Легко заметить неувязки таких обвинений. С одной стороны, идеализируемое традиционное или средневековое общество на деле вовсе не отличалось гармоничностью. С другой стороны, критики не замечают, что движутся в круге представлений, открытых Ренессансом, и пользуются языком его понятий, начиная с восприятия истории как создания человека. Сама позиция критиков, их пафос обличителей «машинной культуры» тождествен бунту против судьбы и «негодованию» (indignatio) раннего Возрождения против сложившихся исторических условий. Чувство «кипящего возмущения» было одним из главных двигателей Данте. Эта черта сближает его с Петраркой. «Негодование есть возбужденное движение благородного ума, вызванное негодностью дел человеческих; да, признаю, это чувство редко или никогда меня не покидает, и оно тем неистовее, чем больше для него повод; мои писания, может быть, выйдут наружу и покажут, что я был учеником истины… И кто знает, не я ли сам с моей негодующей и не боящейся призраков душой проложу путь имеющим волю идти вперед?»[65]
Достоинство распрямившейся личности, протестующей против своего окружения, – возможно, самое устойчивое среди ренессансных настроений, завещанных последующим векам. Забота современных критиков о полновесном достоинстве личности тоже по прямой линии восходит к протесту ренессансного гуманизма против средневековой функционализации человеческого существа. Наконец, именно у ренессансных философских поэтов и художников очень рано впервые возникли мотивы хранения внешней и человеческой природы.Развернувшийся сейчас пересмотр западной культуры часто включает обличение Ренессанса, редко замечая свою собственную зависимость от него. Еще чаще однако к нему, возобновляя его темы, обращаются за помощью через голову последних четырех веков.
Железный корабль
Как правило, критика Запада со стороны внеевропейских культурологов повторяет темы самокритики, которою европейская мысль последних ста лет занимается с непревзойденной остротой и въедливостью. Всё-таки инициатива суда над собой и самые жесткие приговоры принадлежат западной мысли в лице Ницше, Хайдеггера, Антонена Арто, их современных интерпретаторов. Этот процесс часто достигает остроты самораздирания. Века веры в прогресс, в просвещение, в разум, науки, в чистоту нравов, в возрождение классики не знали такого разочарования всей культурой.
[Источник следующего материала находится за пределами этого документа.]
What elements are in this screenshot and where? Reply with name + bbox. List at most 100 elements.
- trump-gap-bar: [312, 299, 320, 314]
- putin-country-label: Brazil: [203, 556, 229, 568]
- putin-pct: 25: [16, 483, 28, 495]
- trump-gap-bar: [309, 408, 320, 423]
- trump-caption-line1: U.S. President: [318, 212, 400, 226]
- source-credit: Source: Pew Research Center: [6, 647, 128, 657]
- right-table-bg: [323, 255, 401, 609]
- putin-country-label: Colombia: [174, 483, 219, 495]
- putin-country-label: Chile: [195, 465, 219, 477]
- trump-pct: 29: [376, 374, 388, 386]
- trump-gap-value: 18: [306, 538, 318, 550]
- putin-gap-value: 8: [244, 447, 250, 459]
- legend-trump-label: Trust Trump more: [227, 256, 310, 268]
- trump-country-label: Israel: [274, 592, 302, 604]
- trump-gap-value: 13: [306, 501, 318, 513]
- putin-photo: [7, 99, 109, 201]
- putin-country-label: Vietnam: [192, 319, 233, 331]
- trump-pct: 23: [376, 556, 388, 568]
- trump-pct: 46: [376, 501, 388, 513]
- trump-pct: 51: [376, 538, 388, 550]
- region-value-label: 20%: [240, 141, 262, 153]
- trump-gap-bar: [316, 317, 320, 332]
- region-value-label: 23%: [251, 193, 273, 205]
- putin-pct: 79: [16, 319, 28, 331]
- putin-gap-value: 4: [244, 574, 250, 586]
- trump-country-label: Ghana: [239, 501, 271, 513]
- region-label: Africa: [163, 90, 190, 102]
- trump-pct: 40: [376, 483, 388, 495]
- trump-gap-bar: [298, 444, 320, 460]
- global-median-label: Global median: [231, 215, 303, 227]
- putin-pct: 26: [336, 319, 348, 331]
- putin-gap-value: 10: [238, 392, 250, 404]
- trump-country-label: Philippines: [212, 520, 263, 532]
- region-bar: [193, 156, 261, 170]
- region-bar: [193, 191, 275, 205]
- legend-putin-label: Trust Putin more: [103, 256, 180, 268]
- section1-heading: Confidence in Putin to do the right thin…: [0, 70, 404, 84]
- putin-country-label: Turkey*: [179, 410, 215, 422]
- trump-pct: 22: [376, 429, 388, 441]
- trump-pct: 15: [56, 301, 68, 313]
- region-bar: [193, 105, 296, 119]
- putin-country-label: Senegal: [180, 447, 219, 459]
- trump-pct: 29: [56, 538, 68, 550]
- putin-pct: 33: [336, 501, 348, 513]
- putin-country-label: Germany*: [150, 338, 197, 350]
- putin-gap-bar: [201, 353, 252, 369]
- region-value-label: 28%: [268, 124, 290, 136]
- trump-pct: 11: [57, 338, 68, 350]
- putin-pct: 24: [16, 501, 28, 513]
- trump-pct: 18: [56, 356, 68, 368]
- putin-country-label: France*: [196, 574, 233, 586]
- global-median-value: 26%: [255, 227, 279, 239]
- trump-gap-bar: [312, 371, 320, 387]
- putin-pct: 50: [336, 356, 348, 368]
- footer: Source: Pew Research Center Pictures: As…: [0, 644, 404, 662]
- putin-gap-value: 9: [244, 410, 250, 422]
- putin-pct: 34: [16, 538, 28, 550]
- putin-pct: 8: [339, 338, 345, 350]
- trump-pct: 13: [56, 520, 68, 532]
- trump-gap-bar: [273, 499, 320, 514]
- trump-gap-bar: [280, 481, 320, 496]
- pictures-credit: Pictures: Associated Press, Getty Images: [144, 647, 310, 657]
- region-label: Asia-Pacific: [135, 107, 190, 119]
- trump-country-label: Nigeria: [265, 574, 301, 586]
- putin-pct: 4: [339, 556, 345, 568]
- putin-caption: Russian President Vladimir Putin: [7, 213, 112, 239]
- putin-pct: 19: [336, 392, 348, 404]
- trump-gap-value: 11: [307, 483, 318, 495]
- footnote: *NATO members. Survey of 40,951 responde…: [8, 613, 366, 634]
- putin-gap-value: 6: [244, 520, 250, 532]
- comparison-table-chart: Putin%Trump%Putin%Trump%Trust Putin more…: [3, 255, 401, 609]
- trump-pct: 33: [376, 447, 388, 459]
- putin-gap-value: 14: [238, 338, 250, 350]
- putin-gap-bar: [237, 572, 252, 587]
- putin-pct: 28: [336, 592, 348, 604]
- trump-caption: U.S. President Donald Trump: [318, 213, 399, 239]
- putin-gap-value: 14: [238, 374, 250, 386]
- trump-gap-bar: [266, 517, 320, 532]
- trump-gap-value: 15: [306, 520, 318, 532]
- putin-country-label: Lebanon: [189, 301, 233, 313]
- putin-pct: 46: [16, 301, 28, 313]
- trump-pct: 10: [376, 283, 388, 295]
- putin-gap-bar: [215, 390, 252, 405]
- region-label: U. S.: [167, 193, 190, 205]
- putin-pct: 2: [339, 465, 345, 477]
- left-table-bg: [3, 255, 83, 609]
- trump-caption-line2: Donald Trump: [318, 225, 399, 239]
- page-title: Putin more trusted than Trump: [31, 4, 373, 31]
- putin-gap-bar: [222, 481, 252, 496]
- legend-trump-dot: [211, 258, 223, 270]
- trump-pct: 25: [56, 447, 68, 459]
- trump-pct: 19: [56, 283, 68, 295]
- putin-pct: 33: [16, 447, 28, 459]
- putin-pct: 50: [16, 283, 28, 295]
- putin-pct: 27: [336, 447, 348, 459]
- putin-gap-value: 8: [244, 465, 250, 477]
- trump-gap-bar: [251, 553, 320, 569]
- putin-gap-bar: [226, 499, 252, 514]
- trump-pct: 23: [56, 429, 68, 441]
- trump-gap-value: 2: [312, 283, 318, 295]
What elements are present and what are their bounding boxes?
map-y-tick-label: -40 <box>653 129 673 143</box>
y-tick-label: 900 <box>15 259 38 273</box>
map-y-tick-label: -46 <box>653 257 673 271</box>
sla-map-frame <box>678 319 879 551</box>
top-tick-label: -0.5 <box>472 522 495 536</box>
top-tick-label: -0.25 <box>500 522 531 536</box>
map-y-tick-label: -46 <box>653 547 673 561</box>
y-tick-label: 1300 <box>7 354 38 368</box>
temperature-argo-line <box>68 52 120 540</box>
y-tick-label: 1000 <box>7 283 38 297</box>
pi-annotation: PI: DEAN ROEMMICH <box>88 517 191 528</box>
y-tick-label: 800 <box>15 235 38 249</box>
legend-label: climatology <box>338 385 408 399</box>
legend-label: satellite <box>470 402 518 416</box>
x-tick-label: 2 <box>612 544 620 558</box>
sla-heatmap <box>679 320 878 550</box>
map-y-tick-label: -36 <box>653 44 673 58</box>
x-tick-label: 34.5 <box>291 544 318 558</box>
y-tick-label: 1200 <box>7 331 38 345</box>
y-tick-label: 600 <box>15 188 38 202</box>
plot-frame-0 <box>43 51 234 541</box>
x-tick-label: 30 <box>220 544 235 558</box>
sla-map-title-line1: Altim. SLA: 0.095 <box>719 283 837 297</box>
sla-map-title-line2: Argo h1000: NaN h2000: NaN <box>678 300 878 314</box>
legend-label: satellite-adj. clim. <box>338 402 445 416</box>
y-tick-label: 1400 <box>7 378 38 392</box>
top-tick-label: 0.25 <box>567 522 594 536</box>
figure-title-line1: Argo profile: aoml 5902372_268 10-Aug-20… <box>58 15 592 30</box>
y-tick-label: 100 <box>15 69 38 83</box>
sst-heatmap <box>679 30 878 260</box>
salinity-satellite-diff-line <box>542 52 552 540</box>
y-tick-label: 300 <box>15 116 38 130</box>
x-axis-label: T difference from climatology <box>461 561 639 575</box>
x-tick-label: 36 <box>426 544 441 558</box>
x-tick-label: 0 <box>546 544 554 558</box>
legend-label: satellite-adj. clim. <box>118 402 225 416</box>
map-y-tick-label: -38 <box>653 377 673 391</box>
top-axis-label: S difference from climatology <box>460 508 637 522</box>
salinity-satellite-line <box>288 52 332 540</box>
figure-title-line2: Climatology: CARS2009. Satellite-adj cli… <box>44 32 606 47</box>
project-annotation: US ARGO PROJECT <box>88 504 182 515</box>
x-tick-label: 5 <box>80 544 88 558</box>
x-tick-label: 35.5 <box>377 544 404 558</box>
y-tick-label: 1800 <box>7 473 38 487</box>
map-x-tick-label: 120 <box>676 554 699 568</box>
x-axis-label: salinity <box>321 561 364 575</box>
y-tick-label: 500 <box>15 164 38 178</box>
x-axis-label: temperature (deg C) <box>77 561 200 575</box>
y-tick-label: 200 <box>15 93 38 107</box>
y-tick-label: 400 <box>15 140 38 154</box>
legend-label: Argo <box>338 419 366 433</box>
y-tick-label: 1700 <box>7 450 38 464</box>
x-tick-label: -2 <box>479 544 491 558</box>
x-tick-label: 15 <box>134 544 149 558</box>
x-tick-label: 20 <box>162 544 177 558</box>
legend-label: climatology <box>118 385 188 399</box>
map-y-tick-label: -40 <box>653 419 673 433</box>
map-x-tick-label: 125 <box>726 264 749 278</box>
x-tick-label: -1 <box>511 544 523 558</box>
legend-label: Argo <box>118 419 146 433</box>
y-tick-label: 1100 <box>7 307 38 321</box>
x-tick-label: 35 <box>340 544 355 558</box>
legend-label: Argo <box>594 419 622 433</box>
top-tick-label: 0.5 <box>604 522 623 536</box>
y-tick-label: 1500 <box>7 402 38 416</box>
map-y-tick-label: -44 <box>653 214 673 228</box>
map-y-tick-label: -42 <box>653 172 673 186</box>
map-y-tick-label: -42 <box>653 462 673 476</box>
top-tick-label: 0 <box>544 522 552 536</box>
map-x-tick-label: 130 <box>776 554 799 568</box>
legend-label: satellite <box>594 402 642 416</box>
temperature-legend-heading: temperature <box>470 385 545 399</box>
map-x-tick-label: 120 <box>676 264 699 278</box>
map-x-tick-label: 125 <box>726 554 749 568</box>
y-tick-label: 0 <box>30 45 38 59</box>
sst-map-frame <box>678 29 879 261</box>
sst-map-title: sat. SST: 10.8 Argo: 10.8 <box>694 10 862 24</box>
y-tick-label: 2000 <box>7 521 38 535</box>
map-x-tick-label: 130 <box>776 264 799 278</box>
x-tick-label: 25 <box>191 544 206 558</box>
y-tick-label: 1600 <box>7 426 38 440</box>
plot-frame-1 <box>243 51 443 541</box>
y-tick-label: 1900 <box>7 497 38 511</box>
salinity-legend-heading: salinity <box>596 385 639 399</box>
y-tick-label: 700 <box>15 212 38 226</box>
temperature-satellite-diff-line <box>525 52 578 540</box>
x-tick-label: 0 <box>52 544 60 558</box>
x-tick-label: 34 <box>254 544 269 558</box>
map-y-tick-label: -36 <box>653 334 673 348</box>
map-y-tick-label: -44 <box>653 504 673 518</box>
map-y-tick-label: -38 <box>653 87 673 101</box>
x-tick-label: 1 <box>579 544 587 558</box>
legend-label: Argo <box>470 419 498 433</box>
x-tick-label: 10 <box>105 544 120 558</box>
Возможно, опять же только гуманизм XIV века, отвергавший всю современность, показал сходную способность к недовольству временем и собой[66]
.Самокритика Запада связана с концом питавшегося событиями последних веков чувства непрерывного роста. Общая схема происшедшего большинством авторов рисуется следующим образом. Ренессанс был восстанием человека против всевластия природы и судьбы. Это восстание оказалось успешным. С тех пор были развернуты такие технические и социальные силы, что природа и судьба не просто покорены, но могут быть в прямом смысле стерты с лица земли. Зато механизм поддержания и наращивания человеческой силы так разросся и требует для своего обслуживания таких жертв, что сам занял место рока. По образному выражению физика-теоретика Вернера Гейзенберга, непрерывно совершенствуемый корабль настолько перегружен железными и стальными конструкциями, что стрелка его компаса указывает уже только на его собственную массу, и нужно решать, идти ли прежним путем, усовершенствуя теперь не только корабль, но уже и компас, или бросить компас и снова смотреть на звезды[67]
.Человек в войне против природы окопался так прочно, что забыл выход из своих блиндажей. Современная наука разучилась думать о чем-либо кроме максимально осязаемого успеха в своих экспериментах с природой. «Экспериментирование означает осуществление власти над природой. Обладание властью оказывается последним доказательством правильности научного мышления»[68]
. Говорят о «злоупотреблении орудием»[69], о «вечной зиме», в которую погружается человечество, ходя по кругу обеспечения своей независимости от природы. Юрген Хабермас предупреждает, что само по себе «давление вещей», экономические и административные императивы «монетаризируют и бюрократизируют всё более обширные области жизни, превращают в объекты манипуляции всё больше видов межчеловеческих отношений»[70]. Технический человек создает «термитные государства», массивные структуры, в которые живое встроено наравне с механическим и задавлено этим последним[71]. Дальнейшее окостенение этих структур только упрочивает их. Дезорганизованное общество «смертельно отравлено агонией Порядка, который еще надолго сумеет пережить свою собственную смерть, схоронив нас под своей косной арматурой»[72]. Механизированное варварство «утверждает себя как отравленный плод цивилизации, сбившейся с магистрального пути и забывшей человеческую меру; оно грозит сегодня человеку, ставя под удар само его выживание на земле»[73].